Home » » Buku Lelaki 11 Amanah

Buku Lelaki 11 Amanah

Buku Lelaki 11 Amanah Bayu Gawtama





Tidak setiap orang mau mencatat setiap perjalanan yang pernah ia dilaluinya. Hanya sedikit orang yang mau berbagi catatan perjalanan kehidupannya, meski seharusnya setiap orang punya catatan hidup yang bisa dibagi. Bayu Gawtama menjadi orang yang sedikit ini, yang mau membagi perjalanan hidupnya. Jelas karena Gaw, panggilan akrab penulis buku ini, tahu persis bahwa perjalanan hidup setiap manusia, meski berbeda waktu, bentuk, dan kejadiannya tetap saja memiliki nilai hikmah.

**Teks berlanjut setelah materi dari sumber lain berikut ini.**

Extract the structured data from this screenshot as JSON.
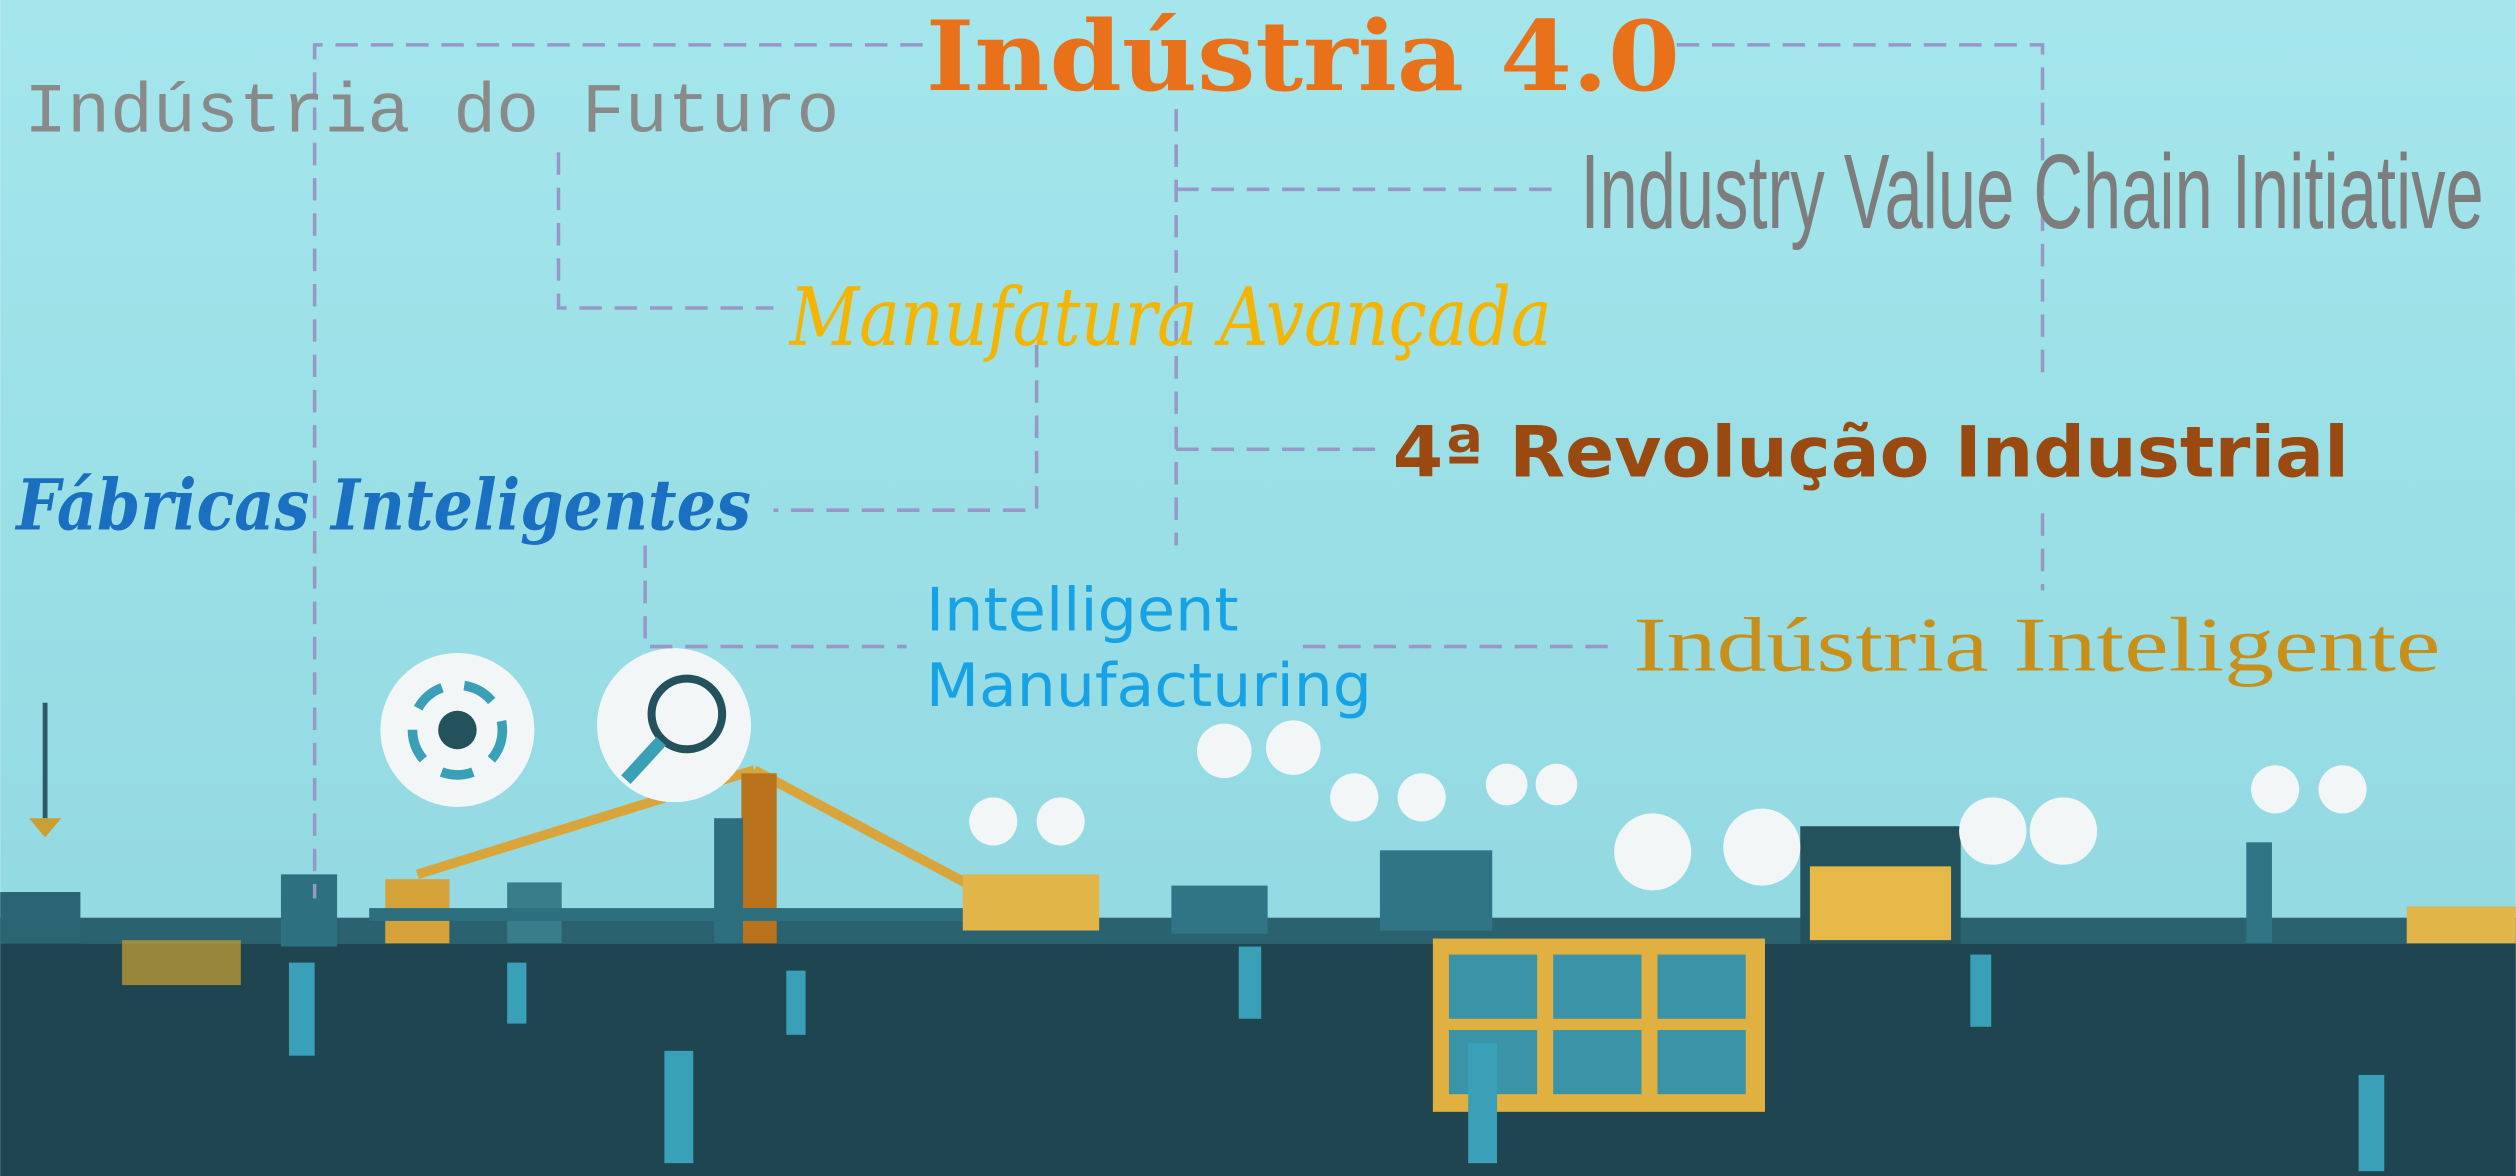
{
  "labels": {
    "main": "Indústria 4.0",
    "futuro": "Indústria do Futuro",
    "ivci": "Industry Value Chain Initiative",
    "manufatura": "Manufatura Avançada",
    "revolucao": "4ª Revolução Industrial",
    "fabricas": "Fábricas Inteligentes",
    "intelligent": [
      "Intelligent",
      "Manufacturing"
    ],
    "inteligente": "Indústria Inteligente"
  }
}
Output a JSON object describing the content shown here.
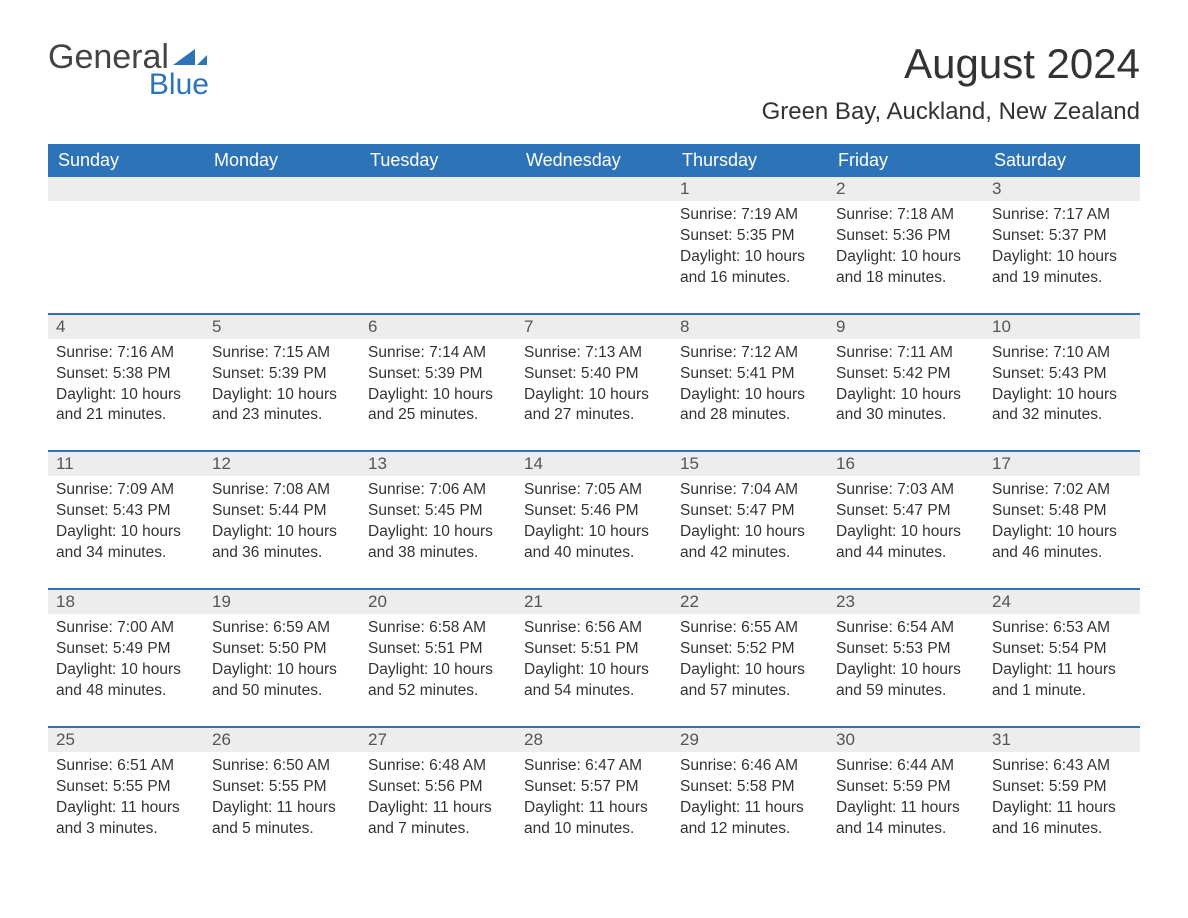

Buku ini diberi judul Lelaki 11 Amanah mengambil salah satu judul tulisan yang ada di dalam buku ini. Begini nukilannya:

Kemarin, hujan teramat lebat hingga lepas maghrib. Janji untuk mengajak anak-anak keluar membeli makanan kecil pun tertunda hingga malam menjelang. Hujan masih rintik-rintik ketika saya dan kedua anak saya keluar rumah. Sementara anak-anak saya ceria mencari bintang, saya terlibat obrolan mengasyikkan dengan bapak pengayuh becak yang akan mengantarkan kami ke tempat membeli makanan.

"Anaknya berapa pak?" tanya bapak separuh baya itu. "Sementara dua dulu pak. Ini pun saya kerepotan," jawab saya sambil menoleh, tampaklah wajah tegar yang menyimpan banyak pengalaman. "Wah, dua sih belum repot, pak. Anak saya sepuluh.."

Tertegun hati ini, kembali saya menoleh untuk menatap lebih lama wajah yang baru saja menerangkan bahwa anaknya sepuluh. Di benak saya, hanya terlukis angka "10' terus-menerus memutari seluas jagad benak ini. Hati ini pun bertanya, "Sepuluh?". Saya bukannya tidak percaya kata-katanya yang tampak jujur. Justru saya tidak yakin akan kesanggupan saya jika saya diberi amanah sebanyak itu., yang jika ditambah satu istri berarti ada sebelas amanah.

Mengayuh becak seharian penuh sejak pagi masih menggeliat hingga malam ketika orang saya beranjak ke alam mimpi, sungguh tak pernah masuk di akal saya untuk menanggung amanah seberat itu. Malu juga saya ketika menyatakan ,"Baru dua pak, ini juga sudah kerepotan saya." Padahal, setelah saya mengucapkan kalimat itu, langsung disambar pernyataan bapak pengayuh becak yang seolah-olah menganggap saya ini cengeng, lemah dan bukan laki-laki. Ya, karena anaknya sepuluh, tapi tak ada satu kalimat pun darinya tentang repotnya mengurus anak.